It is known that an increase of plasmatic HGH acts as a negative feedback mechanism inhibiting the liberation of GH by the hypophysis,3s stimulating the secretion of somatostatin (SRIF) and inhibiting that of GHRH. Nevertheless, it is also known that various peptides like vasopressin, adrenocorticotropic hormone (ACTH), as well as some of its fragments, and melanocyte-stimulating a hormone (x-MSH), stimulate the acute liberation of human growth hormone, in such a way that the fraction of the homeopathic formulation called Hipophisinum could contribute to liberating HGH in this manner. Be that as it may, the effects on the liberation are now considered pharmacological responses probably caused by an interaction with the GHRH receptor in the somatotrophs. If this is the case, the homeopathic formulation would exercise its actions at the hepatic level and in the anterior hypophysis.
The administration of HGH in hypophysectomized animals and in human growth hormone deficient humans is followed in a few days by a positive balance of nitrogen, a decrease in the production of urea, and in the quantity of body fat, as well as in a reduction of glucose utilization. The results observed after only a single injection of HGH are bi-phasic: at the beginning there is a decrease in the concentration of glucose in the blood, of free fatty acids and of amino acids. In a few hours, glucose and amino acid levels return to normal. The majority of these results are also observed in humans, although, with more moderate changes. When the acute results disappear, a series of delayed effects appear which include: a) an increase in the mobilization of free fatty acids from adipose tissue, as a consequence of the lipolysis of triglycerides; b) an increase in the sensitivity to lipolytic effects of catecholamines; and c) inhibition not only in castration but also in the utilization of glucose. These effects last for many hours and accumulate with additional exposures to human growth hormone forming the basis of diabetogenic effects of HGH in the metabolism of carbohydrates and lipids.

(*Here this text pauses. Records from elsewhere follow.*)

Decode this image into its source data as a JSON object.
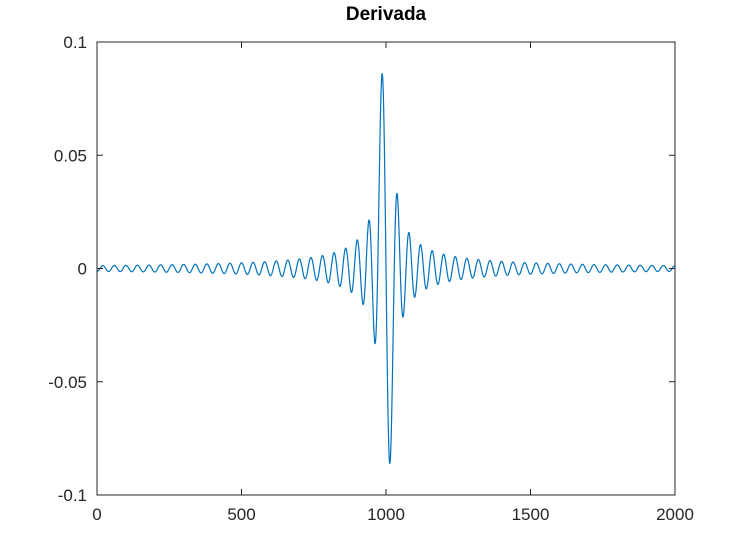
{
  "chart_data": {
    "type": "line",
    "title": "Derivada",
    "xlabel": "",
    "ylabel": "",
    "xlim": [
      0,
      2000
    ],
    "ylim": [
      -0.1,
      0.1
    ],
    "xticks": [
      0,
      500,
      1000,
      1500,
      2000
    ],
    "xtick_labels": [
      "0",
      "500",
      "1000",
      "1500",
      "2000"
    ],
    "yticks": [
      0.1,
      0.05,
      0,
      -0.05,
      -0.1
    ],
    "ytick_labels": [
      "0.1",
      "0.05",
      "0",
      "-0.05",
      "-0.1"
    ],
    "grid": false,
    "box": true,
    "series": [
      {
        "color": "#0072bd",
        "description_of_shape": "oscillating signal, derivative of a sinc-like pulse centred near x=1000",
        "x": [
          0,
          50,
          100,
          150,
          200,
          250,
          300,
          350,
          400,
          450,
          500,
          550,
          600,
          650,
          700,
          750,
          800,
          840,
          870,
          900,
          925,
          945,
          960,
          970,
          980,
          990,
          1000,
          1010,
          1020,
          1030,
          1040,
          1055,
          1075,
          1100,
          1130,
          1160,
          1200,
          1250,
          1300,
          1350,
          1400,
          1450,
          1500,
          1550,
          1600,
          1650,
          1700,
          1750,
          1800,
          1850,
          1900,
          1950,
          2000
        ],
        "y": [
          0.0005,
          -0.0008,
          0.0008,
          -0.0008,
          0.0009,
          -0.0009,
          0.001,
          -0.001,
          0.0011,
          -0.0012,
          0.0013,
          -0.0015,
          0.0017,
          -0.002,
          0.0025,
          -0.003,
          0.004,
          -0.0055,
          0.0065,
          -0.009,
          0.011,
          -0.016,
          0.021,
          -0.033,
          0.05,
          0.086,
          0.0,
          -0.086,
          0.033,
          -0.021,
          0.016,
          -0.011,
          0.009,
          -0.0065,
          0.0055,
          -0.004,
          0.003,
          -0.0025,
          0.002,
          -0.0017,
          0.0015,
          -0.0013,
          0.0012,
          -0.0011,
          0.001,
          -0.001,
          0.0009,
          -0.0009,
          0.0008,
          -0.0008,
          0.0008,
          -0.0006,
          0.0
        ]
      }
    ]
  },
  "colors": {
    "line": "#0072bd",
    "axes": "#262626",
    "background": "#ffffff"
  }
}
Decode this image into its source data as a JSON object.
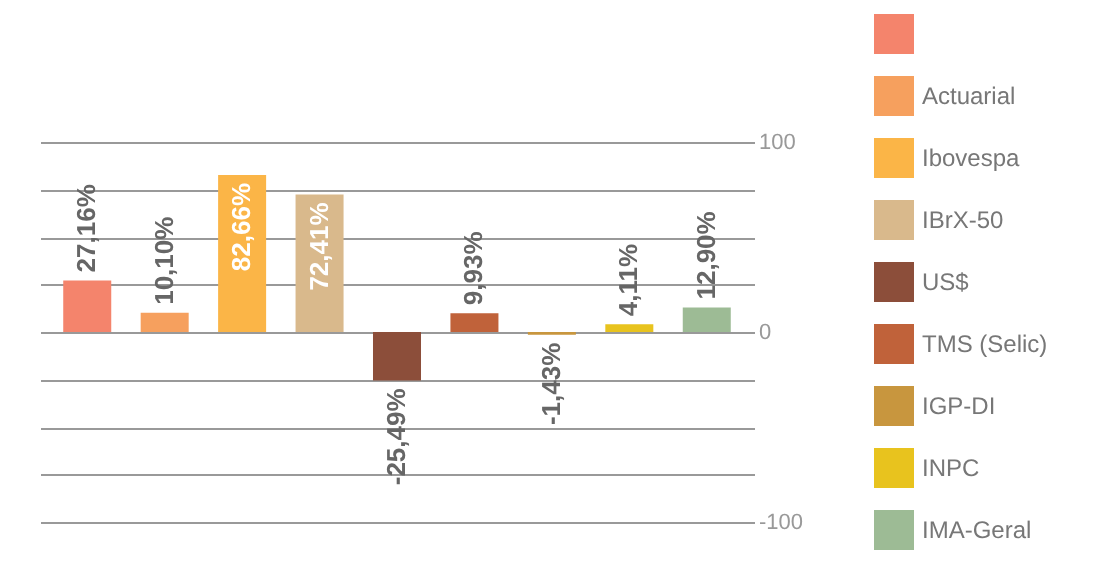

The result the administration of HGH has on the secretion of insulin is complex and seems to be tri-phasic. Initially, there is an increase in the release of insulin, which seems to be a direct result of human growth hormone on beta cells. It can be observed 5 minutes after HGH injection both in normal and deficient subjects. In the following 1 to 5 hours, there is slight inhibition in the secretion of insulin. Greater and more persistent increases of glucose can be seen in prolonged treatments; this is an indirect result and represents a secondary response to the obstacle of utilizing carbohydrates.
In this investigation, Group 1, treated only with 21st Century human growth hormone, showed a statistically significant increase of glucose which was not seen in Group 2, treated with a combination of 21st Century HGH plus HE. Be that as it may, this process is reversible once suspended or when HGH influence decreases. The secretory capacity of beta cells does not seem to be erroneously compromised.
Other changes that we observed as a consequence on the increase in IGF-1 were the significant decrease in the percentage of body fat and weight of the subjects.